Driving with someone who is intoxicated is scary in more ways than one. There’s that primary, visceral fear that twists your stomach every time a car whizzes by or the driver swerves, and then there’s that secondary fear — the fear of speaking up. Intoxicated people can be unpredictable. They can get angry. You know you have to find a way to make them pull over, but if they get angry or even more distracted, there’s no telling how that might compound an already horrifying situation.
As an adult, that fear is bad enough. As a child, mustering up the courage to demand something of an adult can be absolutely monumental. And when that adult is your parent, it can even feel downright paralyzing. But two Nebraska children found themselves in that very situation when their father became intoxicated before and during a nightmare vacation drive. They did what had to be done, and their bravery may have saved not just their own lives but the lives of other people on the road that day.
Ethan and Mackenzie Behrens, who are 12 and 14 years old, respectively, were headed to Colorado with their father, Jason Behrens, for a vacation with him when it became very clear that he was incapable of driving. The siblings told local news outlet 14 News that the harrowing drive had them terrified, describing the sound of other cars blowing past them as their father swerved in and out of traffic. They begged him to pull over, but when he wouldn’t, insisting he was sober, they devised a very simple plan.
The Nebraska county they were in has a 911 text alert system, so Mackenzie typed out a quick text message, and she and Ethan agreed that if their father swerved again, they would press send. He did, so they did. Still, that meant the police had to come and locate the car, which Behrens was still refusing to pull over, so his children coaxed him into stopping for a bite to eat before they got on the highway proper. That did the trick, and it gave police time to find the family. When they did, Behrens’ blood alcohol level was almost three times the legal limit, and he was still drinking; cops found alcohol in his cup.
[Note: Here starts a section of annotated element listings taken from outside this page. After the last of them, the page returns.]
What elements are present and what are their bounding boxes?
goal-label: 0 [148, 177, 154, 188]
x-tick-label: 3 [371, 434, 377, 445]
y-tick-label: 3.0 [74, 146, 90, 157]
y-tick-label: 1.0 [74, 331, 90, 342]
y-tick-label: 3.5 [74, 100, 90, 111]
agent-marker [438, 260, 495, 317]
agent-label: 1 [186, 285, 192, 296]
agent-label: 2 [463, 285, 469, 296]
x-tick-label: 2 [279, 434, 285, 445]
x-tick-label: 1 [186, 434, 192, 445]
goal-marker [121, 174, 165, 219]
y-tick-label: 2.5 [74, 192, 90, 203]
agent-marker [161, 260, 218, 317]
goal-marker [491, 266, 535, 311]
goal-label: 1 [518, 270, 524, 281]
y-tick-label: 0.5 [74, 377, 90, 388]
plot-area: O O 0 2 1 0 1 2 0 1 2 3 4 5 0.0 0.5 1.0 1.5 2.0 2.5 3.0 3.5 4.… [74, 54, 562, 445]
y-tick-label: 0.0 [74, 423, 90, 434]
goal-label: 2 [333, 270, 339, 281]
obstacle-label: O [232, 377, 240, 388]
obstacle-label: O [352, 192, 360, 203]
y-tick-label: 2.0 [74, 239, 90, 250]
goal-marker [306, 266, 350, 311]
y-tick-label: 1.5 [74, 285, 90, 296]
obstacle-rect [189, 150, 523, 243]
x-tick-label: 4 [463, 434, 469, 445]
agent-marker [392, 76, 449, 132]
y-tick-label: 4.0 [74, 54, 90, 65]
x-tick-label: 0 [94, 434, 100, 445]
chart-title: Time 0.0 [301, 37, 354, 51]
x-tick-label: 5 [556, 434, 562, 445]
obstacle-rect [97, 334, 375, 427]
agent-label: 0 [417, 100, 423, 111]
Behrens was arrested, and the children’s mother was contacted to come pick up Ethan and Mackenzie, who credit the responding officers with saving their lives. They are probably right about that, not to mention the fact that because they were able to get their dad off the road before hitting the highway, it’s more than possible they saved other lives as well.
That these two children had the presence of mind to contact police and do whatever they had to to keep themselves safe when their father refused is certainly something extraordinary, especially given how young they both are. But the fact that they were also able to stand up to a parent who was acting recklessly takes real guts. It’s more than a little heartbreaking to hear how deeply they understand the situation with their father, explaining that the decision was hard but necessary. It’s right to admire that kind of maturity, but it’s also appropriate to acknowledge that they shouldn’t have to have it. Parents are supposed to keep children safe, even if that means from themselves.
Above all, though, it’s a real reminder that kids need to hear that it’s all right to stand up to adults who are doing the wrong thing and to take it a step further — to stand up to parents who are.
Behrens, we hope, has gotten the wake-up call he needed to get himself some real help. If he does sober up, chances are high he won’t see what his kids did as a betrayal or disrespect. He will understand that they were doing what he was incapable of — protecting his children. As parents, we can’t imagine losing control of our faculties when we’re with our kids and doing anything at all that would compromise their safety.
Unfortunately that doesn’t always happen. Parents are human and as flawed as anyone else. Usually it doesn’t do lasting damage, and as our kids grow, they learn that they’ll have their own flaws to contend with.
But when these flaws roll over into harmful territory — when parents succumb to addiction or anger or illness or something else entirely — children need to know they have the right to get the help that their parents are incapable of giving them. We need to tell them that it’s OK to stand up to a parent who could hurt them or has the potential to. Then, we need to work as hard as humanly possible to make sure they never have to.